Más de una hora después, su marido vuelve del jardín.

—La señora ha salido —dice la criada, sacudiendo una raída almohada que desprende una minúscula tormenta de plumas—. Ha dicho que volvía enseguida.

Leonard sube a la sala de estar para oír las noticias. Sobre la mesa encuentra un sobre azul, dirigido a su nombre. Dentro hay una carta.

Queridísimo:

Tengo la certeza de que otra vez me estoy volviendo loca: noto que no podré aguantar otra de esas épocas horribles. Y esta vez no me repondré. Empiezo a oír voces y no puedo concentrarme. Por eso voy a hacer lo que parece la mejor solución. Me has dado la mayor felicidad posible. Has sido en todos los sentidos todo lo que alguien puede ser. Creo que no ha habido dos personas más felices hasta que llegó esta enfermedad terrible. No puedo luchar más, sé que te estoy estropeando la vida, que sin mí podrías trabajar. Y sé que lo harás. Ya ves que ni siquiera acierto a esto debidamente. No puedo leer. Quiero decir que te debo toda la felicidad de mi vida. Has sido conmigo de lo más paciente e increíblemente bueno. Quiero decir que… todo el mundo lo sabe. Si alguien hubiese podido salvarme, habrías sido tú. Lo he perdido todo menos la certeza de tu bondad. No puedo seguir arruinándote la vida. No creo que haya dos personas que hayan sido más felices que nosotros.

V.

Leonard sale corriendo de la habitación, corre escaleras abajo. Dice a la sirvienta:

—Creo que a la señora Woolf le ha pasado algo. Creo que puede haber intentado suicidarse. ¿Hacia dónde ha ido? ¿La ha visto salir de casa?

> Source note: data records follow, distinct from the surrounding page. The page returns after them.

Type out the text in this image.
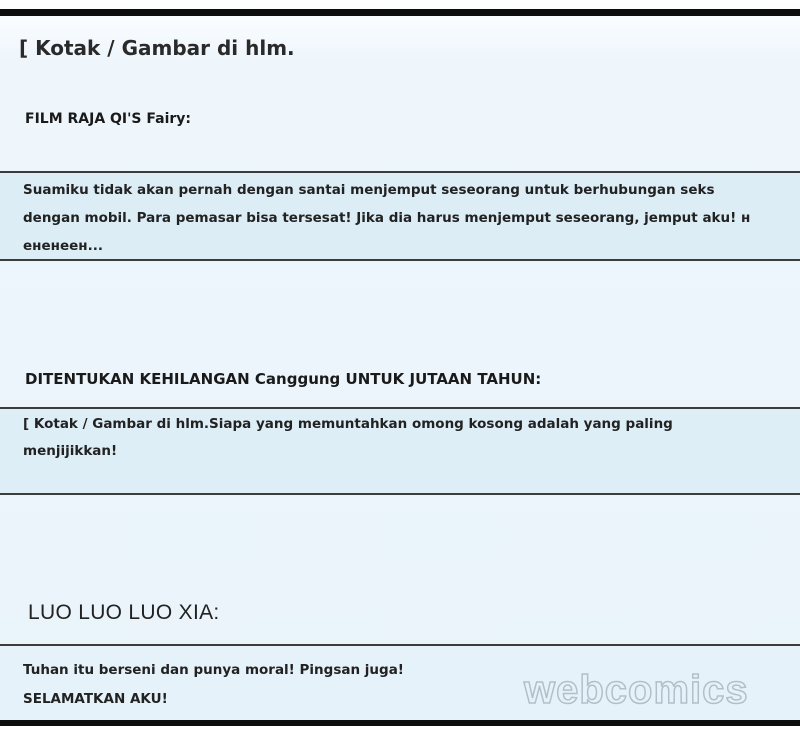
[ Kotak / Gambar di hlm.
FILM RAJA QI'S Fairy:
Suamiku tidak akan pernah dengan santai menjemput seseorang untuk berhubungan seks
dengan mobil. Para pemasar bisa tersesat! Jika dia harus menjemput seseorang, jemput aku! н
ененеен...
DITENTUKAN KEHILANGAN Canggung UNTUK JUTAAN TAHUN:
[ Kotak / Gambar di hlm.Siapa yang memuntahkan omong kosong adalah yang paling
menjijikkan!
LUO LUO LUO XIA:
Tuhan itu berseni dan punya moral! Pingsan juga!
SELAMATKAN AKU!	webcomics
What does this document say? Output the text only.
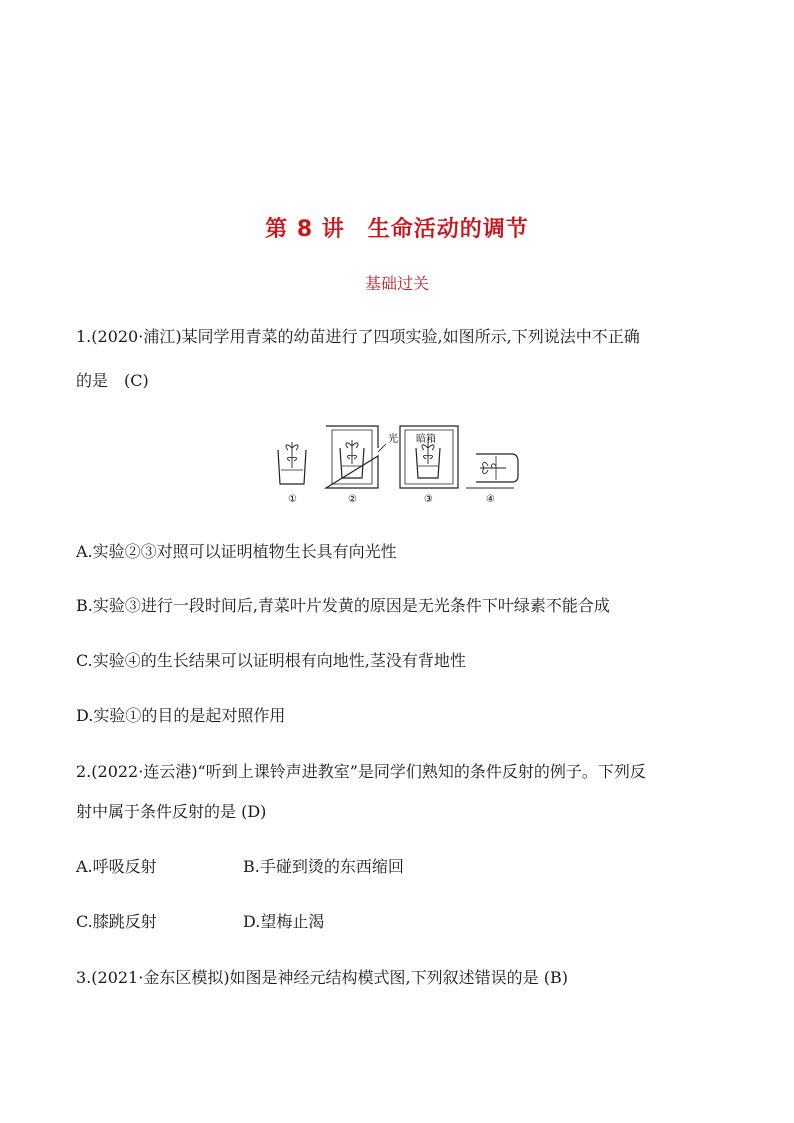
第 8 讲　生命活动的调节
基础过关
1.(2020·浦江)某同学用青菜的幼苗进行了四项实验,如图所示,下列说法中不正确
的是　(C)
光 暗箱
①	②	③	④
A.实验②③对照可以证明植物生长具有向光性
B.实验③进行一段时间后,青菜叶片发黄的原因是无光条件下叶绿素不能合成
C.实验④的生长结果可以证明根有向地性,茎没有背地性
D.实验①的目的是起对照作用
2.(2022·连云港)“听到上课铃声进教室”是同学们熟知的条件反射的例子。下列反
射中属于条件反射的是 (D)
A.呼吸反射	B.手碰到烫的东西缩回
C.膝跳反射	D.望梅止渴
3.(2021·金东区模拟)如图是神经元结构模式图,下列叙述错误的是 (B)
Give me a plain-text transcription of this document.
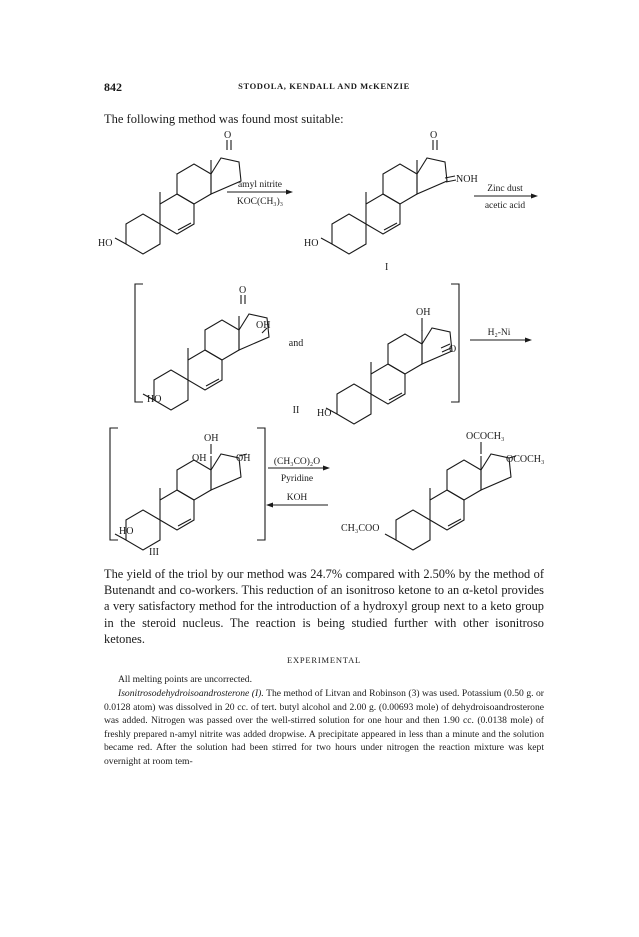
842	STODOLA, KENDALL AND McKENZIE
The following method was found most suitable:
O
HO
amyl nitrite
KOC(CH₃)₃
O
NOH
HO
I
Zinc dust
acetic acid
O
OH
HO
and
OH
O
HO
H₂-Ni
II
OH
OH
OH
HO
(CH₃CO)₂O
Pyridine
KOH
OCOCH₃
OCOCH₃
CH₃COO
III

The yield of the triol by our method was 24.7% compared with 2.50% by the method of Butenandt and co-workers. This reduction of an isonitroso ketone to an α-ketol provides a very satisfactory method for the introduction of a hydroxyl group next to a keto group in the steroid nucleus. The reaction is being studied further with other isonitroso ketones.

EXPERIMENTAL
All melting points are uncorrected.
Isonitrosodehydroisoandrosterone (I). The method of Litvan and Robinson (3) was used. Potassium (0.50 g. or 0.0128 atom) was dissolved in 20 cc. of tert. butyl alcohol and 2.00 g. (0.00693 mole) of dehydroisoandrosterone was added. Nitrogen was passed over the well-stirred solution for one hour and then 1.90 cc. (0.0138 mole) of freshly prepared n-amyl nitrite was added dropwise. A precipitate appeared in less than a minute and the solution became red. After the solution had been stirred for two hours under nitrogen the reaction mixture was kept overnight at room tem-
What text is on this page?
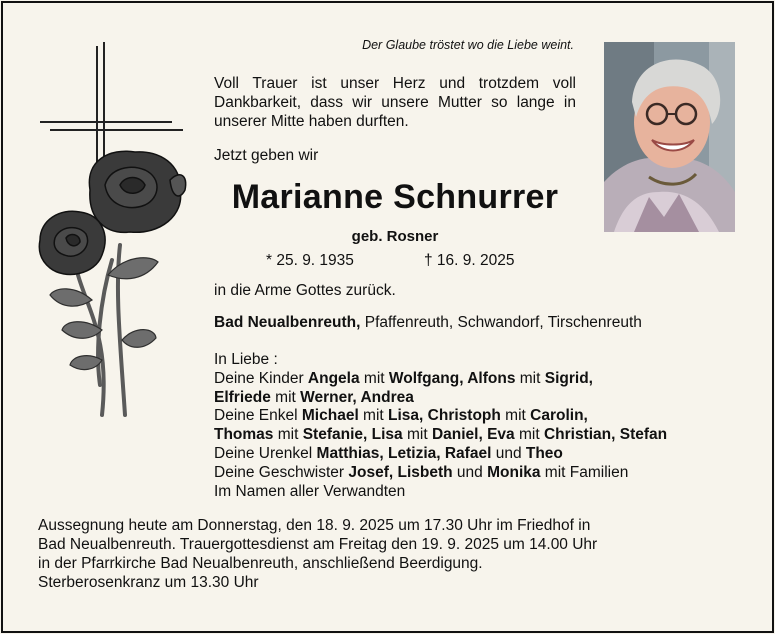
Der Glaube tröstet wo die Liebe weint.
Voll Trauer ist unser Herz und trotzdem voll Dankbarkeit, dass wir unsere Mutter so lange in unserer Mitte haben durften.
Jetzt geben wir
Marianne Schnurrer
geb. Rosner
* 25. 9. 1935	† 16. 9. 2025
in die Arme Gottes zurück.
Bad Neualbenreuth, Pfaffenreuth, Schwandorf, Tirschenreuth
In Liebe :
Deine Kinder Angela mit Wolfgang, Alfons mit Sigrid,
Elfriede mit Werner, Andrea
Deine Enkel Michael mit Lisa, Christoph mit Carolin,
Thomas mit Stefanie, Lisa mit Daniel, Eva mit Christian, Stefan
Deine Urenkel Matthias, Letizia, Rafael und Theo
Deine Geschwister Josef, Lisbeth und Monika mit Familien
Im Namen aller Verwandten
Aussegnung heute am Donnerstag, den 18. 9. 2025 um 17.30 Uhr im Friedhof in
Bad Neualbenreuth. Trauergottesdienst am Freitag den 19. 9. 2025 um 14.00 Uhr
in der Pfarrkirche Bad Neualbenreuth, anschließend Beerdigung.
Sterberosenkranz um 13.30 Uhr
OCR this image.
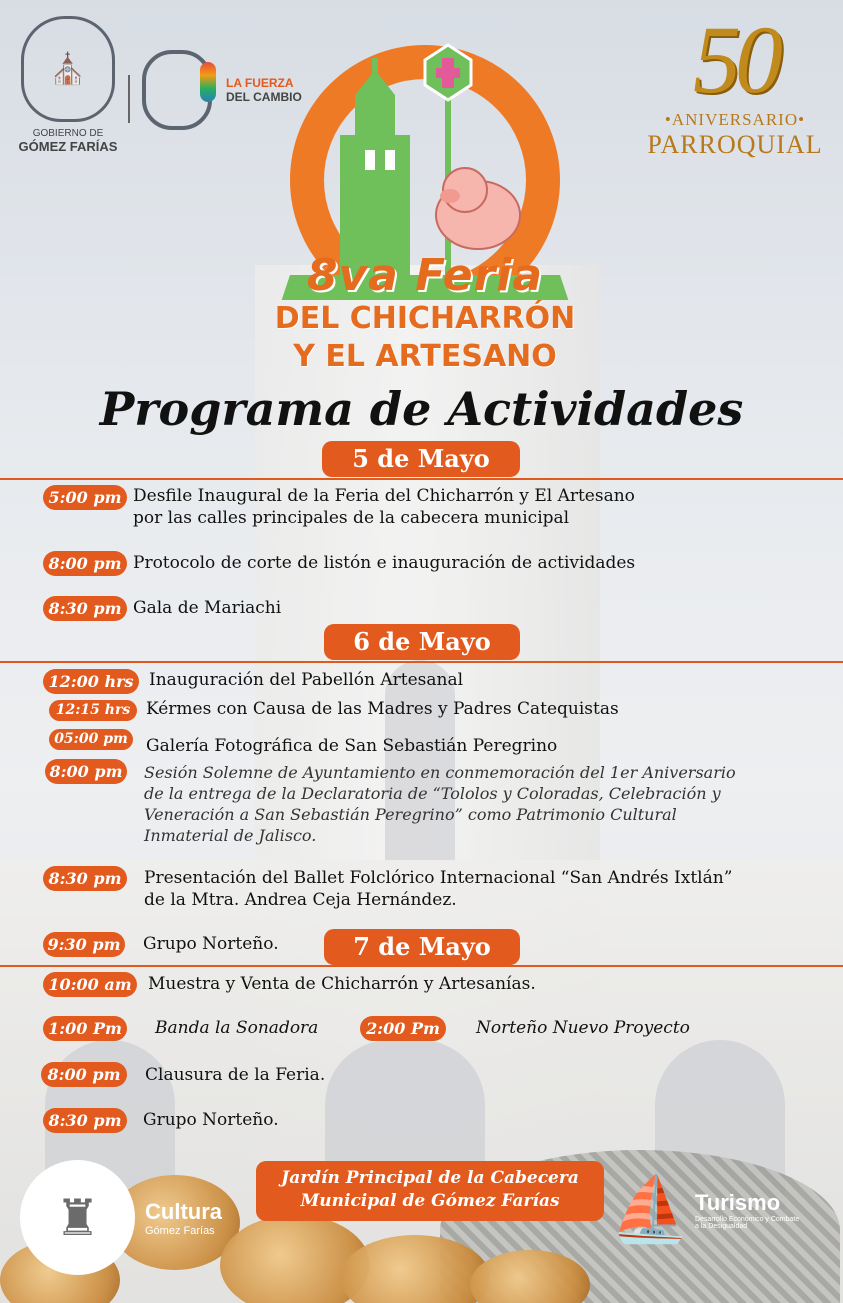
⛪
GOBIERNO DE
GÓMEZ FARÍAS
LA FUERZA
DEL CAMBIO	50
•ANIVERSARIO•
PARROQUIAL
8va Feria
DEL CHICHARRÓN
Y EL ARTESANO
Programa de Actividades
5 de Mayo
5:00 pm Desfile Inaugural de la Feria del Chicharrón y El Artesano
por las calles principales de la cabecera municipal
8:00 pm Protocolo de corte de listón e inauguración de actividades
8:30 pm Gala de Mariachi
6 de Mayo
12:00 hrs Inauguración del Pabellón Artesanal
12:15 hrs Kérmes con Causa de las Madres y Padres Catequistas
05:00 pm	Galería Fotográfica de San Sebastián Peregrino
8:00 pm Sesión Solemne de Ayuntamiento en conmemoración del 1er Aniversario
de la entrega de la Declaratoria de “Tololos y Coloradas, Celebración y
Veneración a San Sebastián Peregrino” como Patrimonio Cultural
Inmaterial de Jalisco.
8:30 pm	Presentación del Ballet Folclórico Internacional “San Andrés Ixtlán”
de la Mtra. Andrea Ceja Hernández.
9:30 pm Grupo Norteño.	7 de Mayo
10:00 am Muestra y Venta de Chicharrón y Artesanías.
1:00 Pm Banda la Sonadora	2:00 Pm	Norteño Nuevo Proyecto
8:00 pm	Clausura de la Feria.
8:30 pm	Grupo Norteño.
Jardín Principal de la Cabecera
Municipal de Gómez Farías
♜	Cultura
Gómez Farías	⛵ Turismo
Desarrollo Económico y Combate a la Desigualdad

Presa del pánico, la criada se echa a llorar. Leonard sale corriendo en dirección al río, pasa por delante de la iglesia y de las ovejas, por delante del mimbreral. En la orilla no ve a nadie más que a un hombre con una chaqueta roja, pescando.

La corriente la arrastra velozmente. Parece que vuela, forma una figura fantástica, con los brazos extendidos, el pelo ondeante, la cola del abrigo de piel como una estela inflada. Flota con pesadez, a través de rayos de luz parda y granulosa. No va muy lejos. Sus pies (ha perdido los zapatos) tocan el fondo a intervalos y, cuando lo hacen, levantan una lenta nube de suciedad, llena de las negras siluetas de esqueletos de hojas, que permanecen casi estacionarias en el agua en cuanto ella pasa y se pierde de vista. Cintas de algas verdinegras se le enredan en el pelo y en la piel del abrigo, y por un momento le ciega los ojos la gruesa liana de un alga que finalmente se desprende y flota, se enrolla y se desenrolla.

Por último encuentra un punto de descanso contra uno de los pilares del puente de Southease. La corriente la empuja, la sacude, pero está firmemente sujeta por el basamento de la compacta y cuadrada columna, de espaldas al río y con la cara contra la piedra. Se enrosca allí, con un brazo doblado contra el pecho y el otro flotando sobre la elevación de la cadera. A cierta distancia por encima de ella está la superficie brillante y ondulada. El cielo proyecta sobre el río reflejos inestables, blancos, preñados de nubes, surcados por negras formas, recortadas, de grajos. Arriba, en el puente, suena el estruendo de coches y camiones. Un chiquillo —no tendrá más de tres años— cruza el puente con su madre, se detiene en la barandilla, se agacha e introduce entre las tablillas de la baranda el palo que lleva en las manos, para que caiga al agua. La madre le apremia, pero él insiste en quedarse mirando la corriente que se lleva el palo.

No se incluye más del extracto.